Bosc - ConstellationOn sait tous les conditions tragiques du décès de Marcel Cerdan, le fabuleux champion de boxe, l’amant d’Édith Piaf. Le crash de l’avion Constellation sur le mont Redondo aux Açores, il y a 65 ans.

Certains se souviennent qu’il y avait également Ginette Neveu, jeune violoniste prodige, qui se rendait aux États-Unis pour un tournée. Mais les autres sont de tristes inconnus. A peine ont-ils laissé des traces dans les mémoires d’aujourd’hui.

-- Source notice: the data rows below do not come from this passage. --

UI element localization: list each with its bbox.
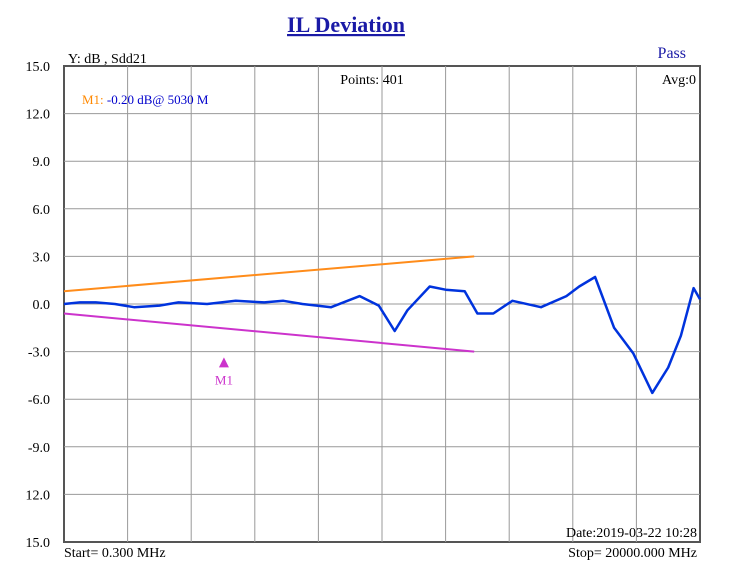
grid: [64, 66, 700, 542]
start-label: Start= 0.300 MHz: [64, 546, 166, 561]
marker-group: M1 M1: -0.20 dB@ 5030 M: [82, 92, 233, 387]
y-tick-label: 12.0: [26, 108, 51, 123]
y-tick-labels: 15.0 12.0 9.0 6.0 3.0 0.0 -3.0 -6.0 -9.0 12.0 15.0: [26, 60, 51, 551]
marker-triangle: [218, 357, 229, 368]
y-tick-label: 9.0: [33, 155, 51, 170]
series-line-0: [63, 255, 475, 293]
chart-title: IL Deviation: [287, 12, 405, 37]
y-axis-label: Y: dB , Sdd21: [68, 52, 147, 67]
avg-label: Avg:0: [662, 73, 696, 88]
series-group: [63, 255, 702, 395]
series-line-2: [63, 275, 702, 395]
y-tick-label: 3.0: [33, 250, 51, 265]
y-tick-label: 6.0: [33, 203, 51, 218]
marker-label: M1: [215, 372, 233, 387]
y-tick-label: -3.0: [28, 346, 50, 361]
status-label: Pass: [658, 45, 686, 62]
y-tick-label: 15.0: [26, 60, 51, 75]
marker-readout: M1: -0.20 dB@ 5030 M: [82, 92, 209, 107]
y-tick-label: 15.0: [26, 536, 51, 551]
y-tick-label: 0.0: [33, 298, 51, 313]
date-label: Date:2019-03-22 10:28: [566, 526, 697, 541]
y-tick-label: -9.0: [28, 441, 50, 456]
y-tick-label: 12.0: [26, 488, 51, 503]
points-label: Points: 401: [340, 73, 403, 88]
stop-label: Stop= 20000.000 MHz: [568, 546, 697, 561]
y-tick-label: -6.0: [28, 393, 50, 408]
series-line-1: [63, 312, 475, 353]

Adrien Bosc relève le défi de les convoquer tous, une ultime fois. Il mène une véritable enquête journalistique pour nous permettre de connaître tous les tenants et les aboutissants de cette triste histoire. L’écriture est assez singulière, plutôt journal de bord d’un journaliste pour Le Monde que style ampoulé de vigueur dans les hautes sphères littéraires mais qu’importe, cela marche.

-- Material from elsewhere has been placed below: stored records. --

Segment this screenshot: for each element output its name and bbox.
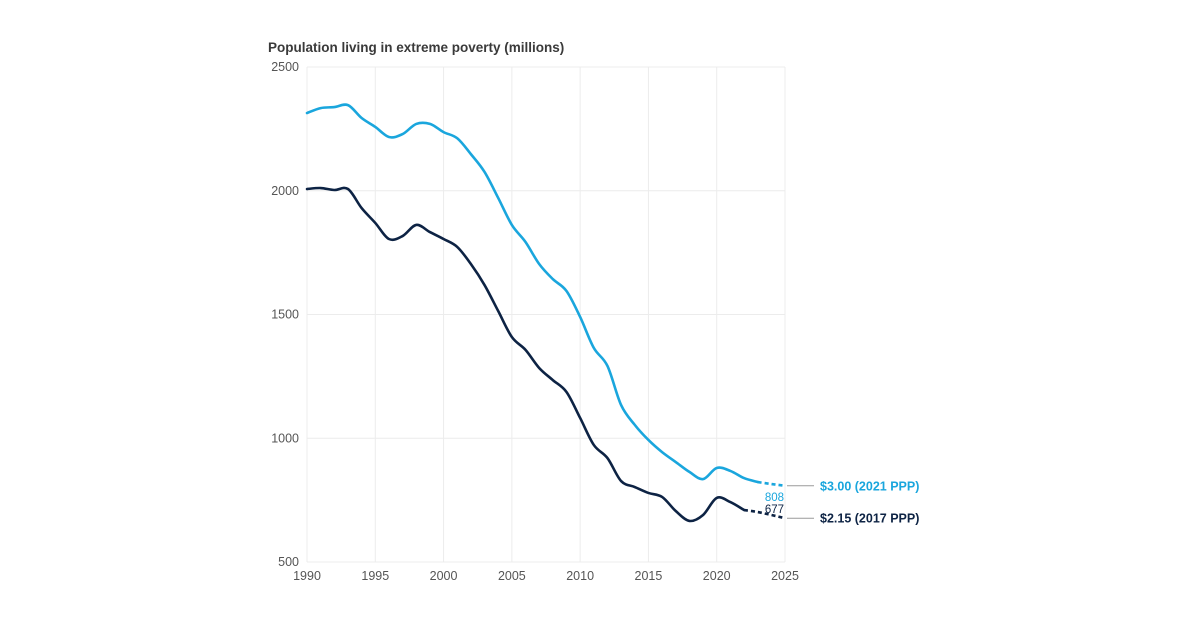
- x-tick-label: 2015: [635, 569, 663, 583]
- series-projection-0: [757, 480, 786, 488]
- series-line-0: [305, 103, 759, 484]
- series-line-1: [305, 186, 746, 523]
- chart-title: Population living in extreme poverty (mi…: [268, 40, 564, 55]
- y-axis-ticks: 500 1000 1500 2000 2500: [271, 60, 299, 569]
- series-label: $3.00 (2021 PPP): [820, 479, 919, 493]
- y-tick-label: 2000: [271, 184, 299, 198]
- series-lines: [305, 103, 786, 523]
- y-tick-label: 1000: [271, 431, 299, 445]
- y-tick-label: 1500: [271, 308, 299, 322]
- grid: [306, 66, 786, 563]
- x-tick-label: 2000: [430, 569, 458, 583]
- series-label: $2.15 (2017 PPP): [820, 512, 919, 526]
- x-axis-ticks: 1990 1995 2000 2005 2010 2015 2020 2025: [293, 569, 799, 583]
- end-value-label: 677: [765, 504, 784, 516]
- series-labels: $3.00 (2021 PPP) 808 $2.15 (2017 PPP) 677: [765, 479, 920, 525]
- x-tick-label: 1995: [361, 569, 389, 583]
- x-tick-label: 2025: [771, 569, 799, 583]
- x-tick-label: 1990: [293, 569, 321, 583]
- y-tick-label: 500: [278, 555, 299, 569]
- x-tick-label: 2020: [703, 569, 731, 583]
- y-tick-label: 2500: [271, 60, 299, 74]
- series-projection-1: [743, 508, 786, 520]
- end-value-label: 808: [765, 492, 784, 504]
- x-tick-label: 2010: [566, 569, 594, 583]
- x-tick-label: 2005: [498, 569, 526, 583]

On a le cœur serré avec ces petits bergers basques qui ont mis toutes leurs économies pour se payer ce voyage, on pleure sur le sort qui s’acharne contre cette jeune femme de Mulhouse, bobineuse, qui apprend qu’elle est l’héritière d’une usine de bas-nylon du côté de Détroit, on soupire de soulagement avec le couple qui a échangé son billet à la dernière minute pour laisser la place à Marcel Cerdan et son entraîneur…

J’ai aimé le début de l’ouvrage. C’est clair, concis, avec juste ce qu’il faut de poésie pour rendre le récit encore plus tragique qu’il ne l’est déjà. Mais plus on avance dans le livre, plus Adrien Bosc part dans des envolées lyriques qui font un effet bœuf, mais qui perdent le lecteur plutôt qu’autre chose.

Au final, un joli roman (essai? article?), qui plaît pour son écriture journalistique et sa singularité dans cette rentrée littéraire. De là à lui remettre le Prix de l’Académie Française… Mais les Cannibales sont bons lecteurs et adressent au jeune auteur leurs salutations les plus carnassières.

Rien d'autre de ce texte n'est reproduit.